Klarkommen im Gesundheitswesen des 21. Jahrhunderts

Heute sind im Netz so viele Gesundheitsinformationen verfügbar wie nie zuvor. Gleichzeitig stehen Menschen vor der Herausforderung, sich in diesem Wust zurechtzufinden. Dabei verfügt jeder Zweite nur über eine eingeschränkte Gesundheitskompetenz. Die Allianz für Gesundheitskompetenz will dies ändern. Viel Input brachte eine Tagung in Berlin, bei der auch BZÄK und KZBV ihre Expertise einbrachten.

Wie lässt sich seriöses Gesundheitswissen verständlich an den Patienten bringen? Wie kann man die Fülle an Gesundheitsinformationen im Netz qualitätsgesichert filtern und bewerten? Welche Rolle spielen Ärzte, Zahnärzte, Gesundheitsberufe und -verbände dabei? Mit solchen Fragen befasst sich die „Allianz für Gesundheitskompetenz“. Dazu hat sie jetzt erstmals eine Fachtagung am 4. Februar in Berlin durchgeführt, die vom BMG ausgerichtet wurde – sehr breit aufgestellt und mit einer Vielzahl von Experten aus allen Teilen des Gesundheitswesens.

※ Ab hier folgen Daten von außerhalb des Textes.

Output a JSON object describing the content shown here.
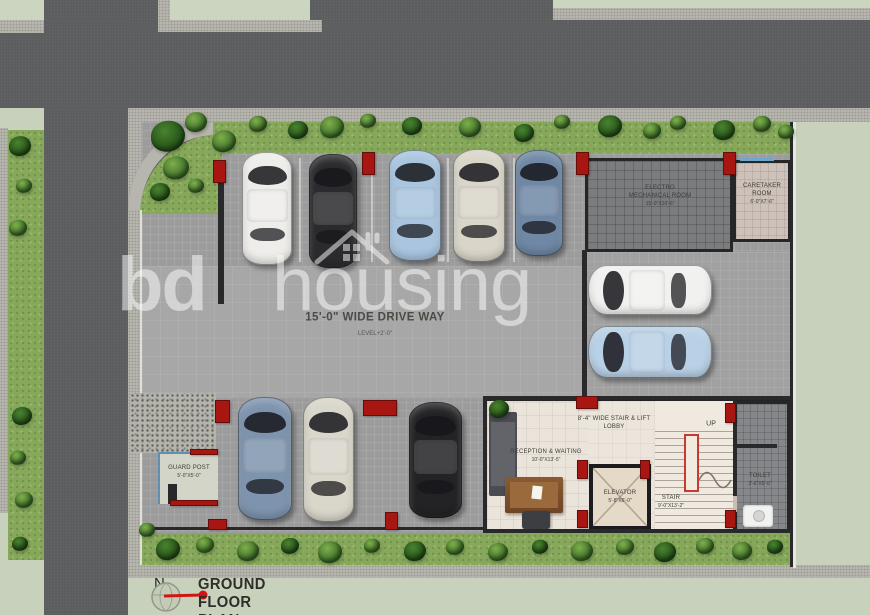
{
  "watermark": {
    "bold": "bd",
    "light": "housing"
  },
  "title_block": {
    "north_letter": "N",
    "title": "GROUND FLOOR PLAN"
  },
  "labels": {
    "driveway": "15'-0\" WIDE DRIVE WAY",
    "driveway_level": "LEVEL+2'-0\"",
    "mech_room": {
      "l1": "ELECTRO",
      "l2": "MECHANICAL ROOM",
      "dim": "15'-0\"X10'-6\""
    },
    "caretaker": {
      "l1": "CARETAKER",
      "l2": "ROOM",
      "dim": "6'-0\"X7'-6\""
    },
    "lobby": {
      "l1": "8'-4\" WIDE STAIR & LIFT",
      "l2": "LOBBY"
    },
    "reception": {
      "l1": "RECEPTION & WAITING",
      "dim": "10'-0\"X13'-5\""
    },
    "elevator": {
      "l1": "ELEVATOR",
      "dim": "5'-8\"X6'-0\""
    },
    "stair": {
      "l1": "STAIR",
      "dim": "9'-0\"X13'-2\""
    },
    "up": "UP",
    "toilet": {
      "l1": "TOILET",
      "dim": "3'-6\"X5'-6\""
    },
    "guard_post": {
      "l1": "GUARD POST",
      "dim": "5'-0\"X5'-0\""
    }
  },
  "colors": {
    "column_red": "#a81612",
    "road": "#5c5d5e",
    "sidewalk": "#b6b6ae",
    "grass": "#87a85b",
    "parking_floor": "#9c9c9d",
    "lobby_floor": "#ece5db",
    "window_blue": "#6fa8cf",
    "north_red": "#d11511"
  },
  "cars": [
    {
      "x": 242,
      "y": 152,
      "w": 50,
      "h": 113,
      "dir": "up",
      "color": "#eeedea"
    },
    {
      "x": 309,
      "y": 154,
      "w": 48,
      "h": 114,
      "dir": "up",
      "color": "#2b2b2e"
    },
    {
      "x": 389,
      "y": 150,
      "w": 52,
      "h": 111,
      "dir": "up",
      "color": "#a9c5df"
    },
    {
      "x": 453,
      "y": 149,
      "w": 52,
      "h": 113,
      "dir": "up",
      "color": "#d9d5c9"
    },
    {
      "x": 515,
      "y": 150,
      "w": 48,
      "h": 106,
      "dir": "up",
      "color": "#6f88a5"
    },
    {
      "x": 588,
      "y": 265,
      "w": 124,
      "h": 50,
      "dir": "left",
      "color": "#f1f1ef"
    },
    {
      "x": 588,
      "y": 326,
      "w": 124,
      "h": 52,
      "dir": "left",
      "color": "#b9d1e6"
    },
    {
      "x": 238,
      "y": 397,
      "w": 54,
      "h": 123,
      "dir": "up",
      "color": "#7e94ae"
    },
    {
      "x": 303,
      "y": 397,
      "w": 51,
      "h": 125,
      "dir": "up",
      "color": "#d9d6ca"
    },
    {
      "x": 409,
      "y": 402,
      "w": 53,
      "h": 116,
      "dir": "up",
      "color": "#232326"
    }
  ],
  "columns": [
    [
      213,
      160,
      13,
      23
    ],
    [
      362,
      152,
      13,
      23
    ],
    [
      576,
      152,
      13,
      23
    ],
    [
      723,
      152,
      13,
      23
    ],
    [
      215,
      400,
      15,
      23
    ],
    [
      363,
      400,
      34,
      16
    ],
    [
      208,
      519,
      19,
      11
    ],
    [
      385,
      512,
      13,
      18
    ],
    [
      576,
      396,
      22,
      13
    ],
    [
      725,
      403,
      11,
      20
    ],
    [
      577,
      460,
      11,
      19
    ],
    [
      640,
      460,
      10,
      19
    ],
    [
      577,
      510,
      11,
      18
    ],
    [
      725,
      510,
      11,
      18
    ],
    [
      190,
      449,
      28,
      6
    ],
    [
      170,
      500,
      48,
      6
    ]
  ],
  "walls": [
    [
      218,
      164,
      6,
      140
    ],
    [
      582,
      250,
      5,
      148
    ],
    [
      483,
      396,
      310,
      4
    ],
    [
      483,
      396,
      4,
      136
    ],
    [
      483,
      529,
      310,
      4
    ],
    [
      733,
      399,
      4,
      133
    ],
    [
      733,
      444,
      44,
      4
    ],
    [
      790,
      122,
      3,
      445
    ],
    [
      168,
      484,
      9,
      20
    ],
    [
      142,
      527,
      344,
      3
    ]
  ],
  "bushes": [
    [
      168,
      136,
      17,
      1
    ],
    [
      196,
      122,
      11,
      0
    ],
    [
      224,
      141,
      12,
      0
    ],
    [
      258,
      124,
      9,
      0
    ],
    [
      298,
      130,
      10,
      1
    ],
    [
      332,
      127,
      12,
      0
    ],
    [
      368,
      121,
      8,
      0
    ],
    [
      412,
      126,
      10,
      1
    ],
    [
      470,
      127,
      11,
      0
    ],
    [
      524,
      133,
      10,
      1
    ],
    [
      562,
      122,
      8,
      0
    ],
    [
      610,
      126,
      12,
      1
    ],
    [
      652,
      131,
      9,
      0
    ],
    [
      678,
      123,
      8,
      0
    ],
    [
      724,
      130,
      11,
      1
    ],
    [
      762,
      124,
      9,
      0
    ],
    [
      786,
      132,
      8,
      0
    ],
    [
      176,
      168,
      13,
      0
    ],
    [
      160,
      192,
      10,
      1
    ],
    [
      196,
      186,
      8,
      0
    ],
    [
      20,
      146,
      11,
      1
    ],
    [
      24,
      186,
      8,
      0
    ],
    [
      18,
      228,
      9,
      0
    ],
    [
      22,
      416,
      10,
      1
    ],
    [
      18,
      458,
      8,
      0
    ],
    [
      24,
      500,
      9,
      0
    ],
    [
      20,
      544,
      8,
      1
    ],
    [
      168,
      549,
      12,
      1
    ],
    [
      205,
      545,
      9,
      0
    ],
    [
      248,
      551,
      11,
      0
    ],
    [
      290,
      546,
      9,
      1
    ],
    [
      330,
      552,
      12,
      0
    ],
    [
      372,
      546,
      8,
      0
    ],
    [
      415,
      551,
      11,
      1
    ],
    [
      455,
      547,
      9,
      0
    ],
    [
      498,
      552,
      10,
      0
    ],
    [
      540,
      547,
      8,
      1
    ],
    [
      582,
      551,
      11,
      0
    ],
    [
      625,
      547,
      9,
      0
    ],
    [
      665,
      552,
      11,
      1
    ],
    [
      705,
      546,
      9,
      0
    ],
    [
      742,
      551,
      10,
      0
    ],
    [
      775,
      547,
      8,
      1
    ],
    [
      499,
      409,
      10,
      1
    ],
    [
      147,
      530,
      8,
      0
    ]
  ]
}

Ein Gesundheitsportal soll unterstützen

Sabine Weiss, parlamentarische Staatssekretärin im BMG, umriss auf der Tagung das Problem: Mehr als die Hälfte der Deutschen hat aktuellen Studien zufolge eine eingeschränkte Gesundheitskompetenz. Gleichzeitig gebe es eine Flut an Gesundheitsinformationen im Netz. Viele Patienten seien damit überfordert, Ärzte stünden in der Praxis vor der Herausforderung, Fehlinformationen zu korrigieren – und das bei nur wenig Zeit für das Aufklärungsgespräch. „Gesundheitskompetenz ist eines der zentralen Themen für das Gesundheitswesen im 21. Jahrhundert“, sagte Weiss. Fehle diese, sei dies nicht nur ein soziales und gesellschaftliches Problem, sondern auch ein Kostentreiber im Gesundheitswesen.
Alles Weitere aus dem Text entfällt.